Bu pencereden bakınca eğitim, yalnızca “öğreten” değil, “aydınlatan” bir süreç olmalıdır.
Bilim ile ahlâk arasındaki bağ
Bir toplum geleceğe hazırlanırken en çok şunlara dikkat etmelidir: Bilim, ahlaktan kopmamalıdır. Tarihin en karanlık dönemleri, çoğu zaman yüksek teknolojiyle değil, vicdan yoksunluğuyla yaşanmıştır.
Bu yüzden geleceğe hazırlanmak, etik ile bilimin yeniden buluşmasıdır. Yapay zekâdan önce, vicdanı (kurumsal olarak hukuku) güçlendirmek gerekir. Robotlar değil, insanlar yozlaşır; ve bir toplumun yozlaşması, bilgiyi ahlâktan, gücü sorumluluktan ayırdığı noktada başlar.
Adalet: Toplumun yer çekimi
Adalet, bir toplumun ayakta kalmasını sağlayan, kurumları arasında görünmez altın teğeldir. Hukuku dışlayan hiçbir düzen, uzun süre yaşayamaz. Adalet, kurumların sürdürülebilirliği kadar, toplumun geleceğe olan inancını ve güven duygusunu da belirler.
Bir ülkede gençler geleceğine güvenmiyorsa, o ülke en stratejik kaynağını —umut sermayesini— kaybediyor demektir.
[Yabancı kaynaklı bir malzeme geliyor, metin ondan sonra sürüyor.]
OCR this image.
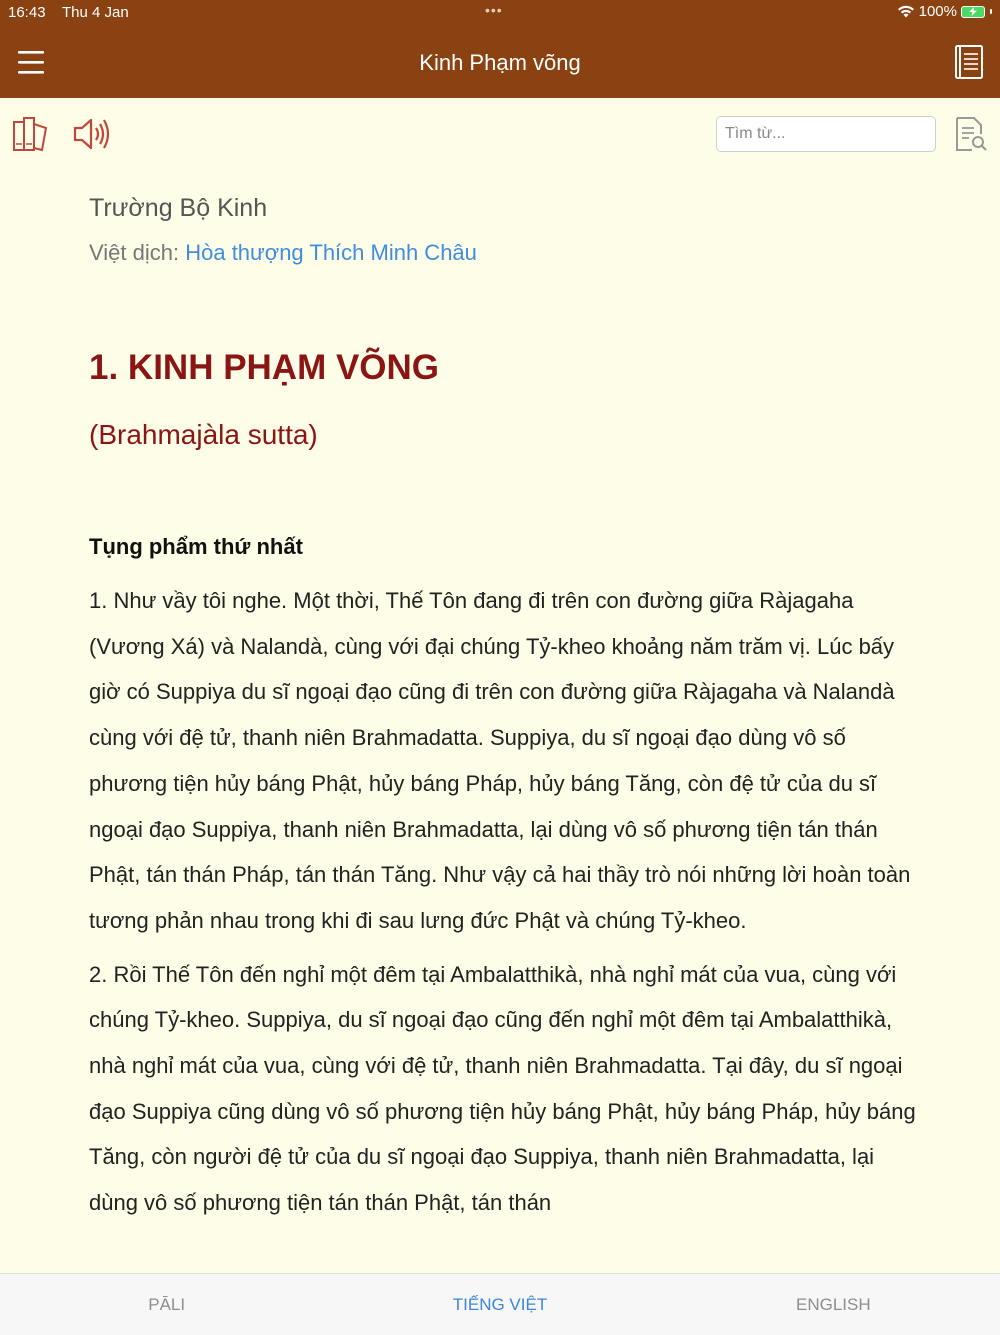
16:43 Thu 4 Jan	•••	100%
Kinh Phạm võng
Tìm từ...
Trường Bộ Kinh
Việt dịch: Hòa thượng Thích Minh Châu
1. KINH PHẠM VÕNG
(Brahmajàla sutta)
Tụng phẩm thứ nhất

1. Như vầy tôi nghe. Một thời, Thế Tôn đang đi trên con đường giữa Ràjagaha (Vương Xá) và Nalandà, cùng với đại chúng Tỷ-kheo khoảng năm trăm vị. Lúc bấy giờ có Suppiya du sĩ ngoại đạo cũng đi trên con đường giữa Ràjagaha và Nalandà cùng với đệ tử, thanh niên Brahmadatta. Suppiya, du sĩ ngoại đạo dùng vô số phương tiện hủy báng Phật, hủy báng Pháp, hủy báng Tăng, còn đệ tử của du sĩ ngoại đạo Suppiya, thanh niên Brahmadatta, lại dùng vô số phương tiện tán thán Phật, tán thán Pháp, tán thán Tăng. Như vậy cả hai thầy trò nói những lời hoàn toàn tương phản nhau trong khi đi sau lưng đức Phật và chúng Tỷ-kheo.

2. Rồi Thế Tôn đến nghỉ một đêm tại Ambalatthikà, nhà nghỉ mát của vua, cùng với chúng Tỷ-kheo. Suppiya, du sĩ ngoại đạo cũng đến nghỉ một đêm tại Ambalatthikà, nhà nghỉ mát của vua, cùng với đệ tử, thanh niên Brahmadatta. Tại đây, du sĩ ngoại đạo Suppiya cũng dùng vô số phương tiện hủy báng Phật, hủy báng Pháp, hủy báng Tăng, còn người đệ tử của du sĩ ngoại đạo Suppiya, thanh niên Brahmadatta, lại dùng vô số phương tiện tán thán Phật, tán thán

PĀLI	TIẾNG VIỆT	ENGLISH
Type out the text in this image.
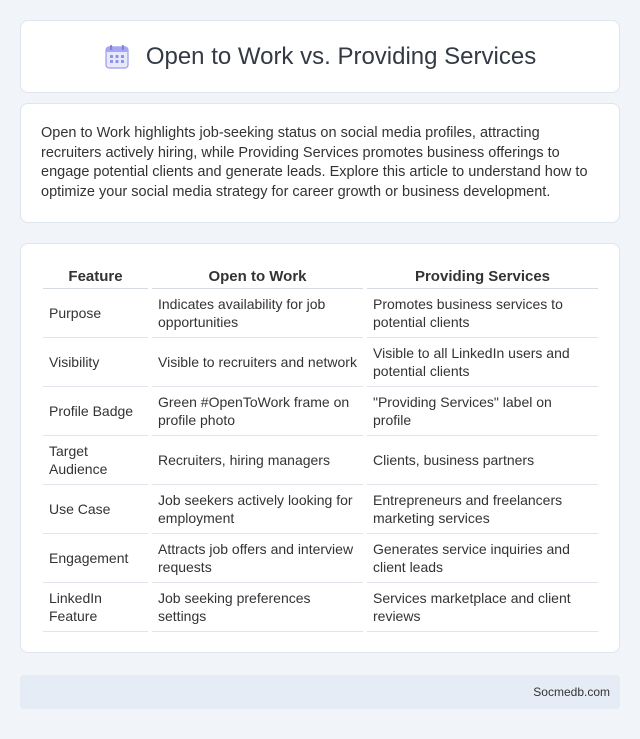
Open to Work vs. Providing Services

Open to Work highlights job-seeking status on social media profiles, attracting recruiters actively hiring, while Providing Services promotes business offerings to engage potential clients and generate leads. Explore this article to understand how to optimize your social media strategy for career growth or business development.

Feature	Open to Work	Providing Services
Purpose	Indicates availability for job opportunities	Promotes business services to potential clients
Visibility	Visible to recruiters and network	Visible to all LinkedIn users and potential clients
Profile Badge	Green #OpenToWork frame on profile photo	"Providing Services" label on profile
Target Audience	Recruiters, hiring managers	Clients, business partners
Use Case	Job seekers actively looking for employment	Entrepreneurs and freelancers marketing services
Engagement	Attracts job offers and interview requests	Generates service inquiries and client leads
LinkedIn Feature	Job seeking preferences settings	Services marketplace and client reviews
Socmedb.com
Bu nedenle adalet, yalnızca hukukçuların değil, geleceği inşa etmek isteyen her yurttaşın kaygısıdır.
Yurttaşlık bilinci ve ortak akıl
Geleceğe hazırlık, devlet politikalarıyla sınırlı değildir; bireylerin sorumluluğu da aynı oranda etkilidir.
Toplum, “yönetilmek” yerine kendisinin de katılacağı “yönetişimi” öğrendiğinde gelişir. Yurttaşlık, yalnızca oy kullanmak değil, ortak akla katkıda bulunmaktır.
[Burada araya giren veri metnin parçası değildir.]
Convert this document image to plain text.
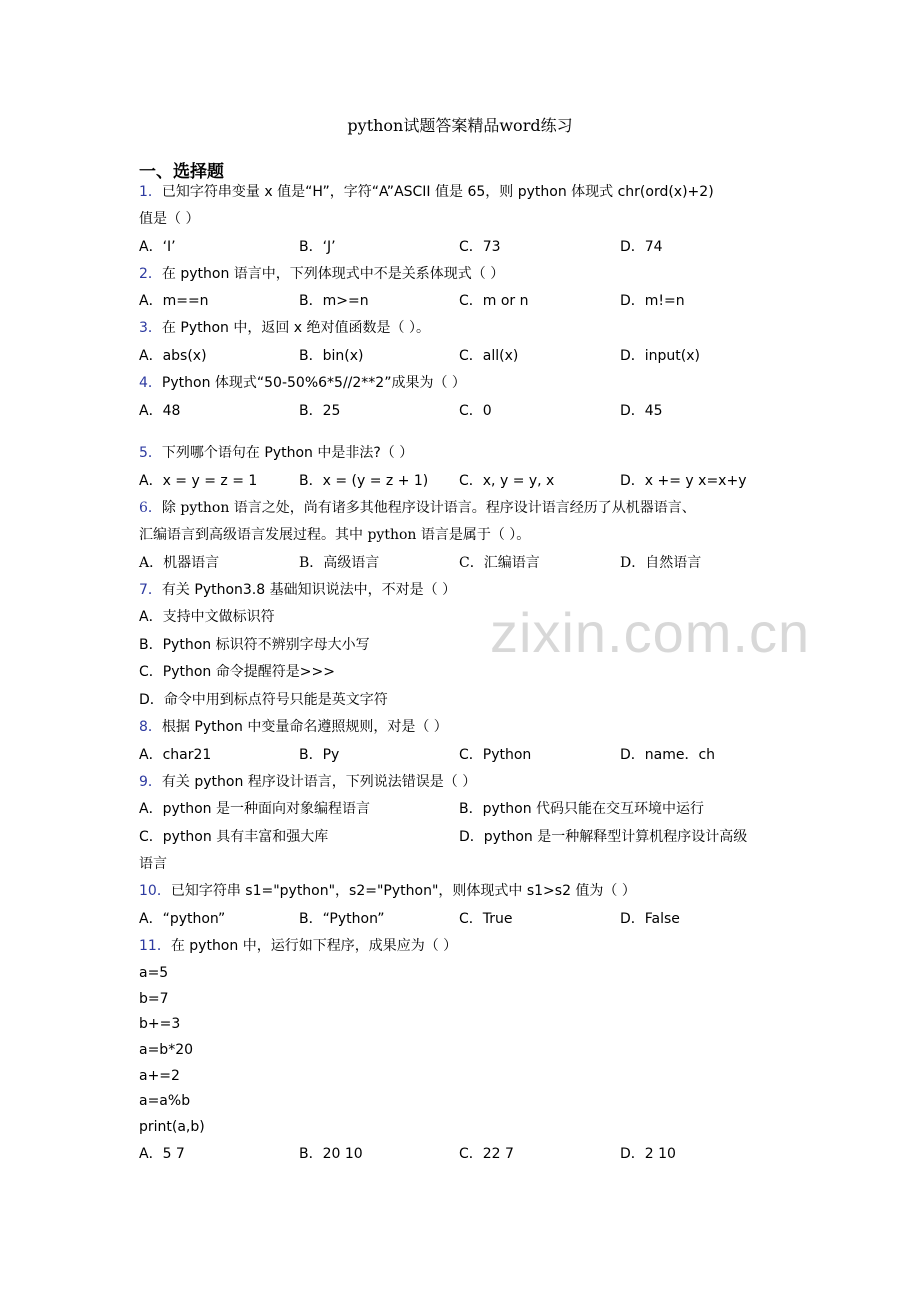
python试题答案精品word练习
一、选择题
zixin.com.cn
1．已知字符串变量 x 值是“H”，字符“A”ASCII 值是 65，则 python 体现式 chr(ord(x)+2)
值是（ ）
A．‘I’	B．‘J’	C．73	D．74
2．在 python 语言中，下列体现式中不是关系体现式（ ）
A．m==n	B．m>=n	C．m or n	D．m!=n
3．在 Python 中，返回 x 绝对值函数是（ ）。
A．abs(x)	B．bin(x)	C．all(x)	D．input(x)
4．Python 体现式“50-50%6*5//2**2”成果为（ ）
A．48	B．25	C．0	D．45
5．下列哪个语句在 Python 中是非法?（ ）
A．x = y = z = 1	B．x = (y = z + 1) C．x, y = y, x	D．x += y x=x+y
6．除 python 语言之处，尚有诸多其他程序设计语言。程序设计语言经历了从机器语言、
汇编语言到高级语言发展过程。其中 python 语言是属于（ ）。
A．机器语言	B．高级语言	C．汇编语言	D．自然语言
7．有关 Python3.8 基础知识说法中，不对是（ ）
A．支持中文做标识符
B．Python 标识符不辨别字母大小写
C．Python 命令提醒符是>>>
D．命令中用到标点符号只能是英文字符
8．根据 Python 中变量命名遵照规则，对是（ ）
A．char21	B．Py	C．Python	D．name．ch
9．有关 python 程序设计语言，下列说法错误是（ ）
A．python 是一种面向对象编程语言	B．python 代码只能在交互环境中运行
C．python 具有丰富和强大库	D．python 是一种解释型计算机程序设计高级
语言
10．已知字符串 s1="python"，s2="Python"，则体现式中 s1>s2 值为（ ）
A．“python”	B．“Python”	C．True	D．False
11．在 python 中，运行如下程序，成果应为（ ）
a=5
b=7
b+=3
a=b*20
a+=2
a=a%b
print(a,b)
A．5 7	B．20 10	C．22 7	D．2 10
Eleştiren, düşünen, çözüm üreten bireyler geleceği inşa eden en önemli toplumsal sermayedir.
Devletler kurumlarıyla yaşar, ama toplumlar ahlakî karakterleriyle hayatlarına yol verirler. Eğer bir toplum yolsuzluğu, hırsızlığı, keyfîliği hayatından çıkarmışsa, gelecek endişesi duymaz.
Umut: Geleceğin ahlaki temeli
Geleceğe hazırlanmak, aslında umuda yatırım yapmaktır. Ama umut, pasif bir bekleyiş değil; aktif bir katılım çabasıdır.
Kendine, topluma ve zamana duyulan bir inançtır. Umudun olmadığı yerde, akıl da işlevsiz kalır; çünkü akıl, geleceği şekillendiren bir güçtür.
Her nesil, kendisinden sonra gelenlere sadece maddi miras değil, yön de bırakır.
O yön, bilginin ışığıyla, emeğin sabrıyla, adaletin terazisiyle, umudun nefesiyle çizilir.
Gelecek, inşa edilen bir ufuktur
Bir toplumun geleceği, laboratuvarlarda, bakanlık koridorlarında ya da seçim meydanlarında değil; okullarda, evlerde ve vicdanlarda kurulur. Eğer biz bugünümüzü adalet, laiklik, dürüstlük, özgürlük ve dayanışma üzerine inşa edebilirsek, gelecek kendiliğinden gelir.
Gelecek, bir hediye değildir; bir sorumluluktur. Ve bu sorumluluğu taşıyan her birey, kendi payına düşen dünyayı yeniden kurar.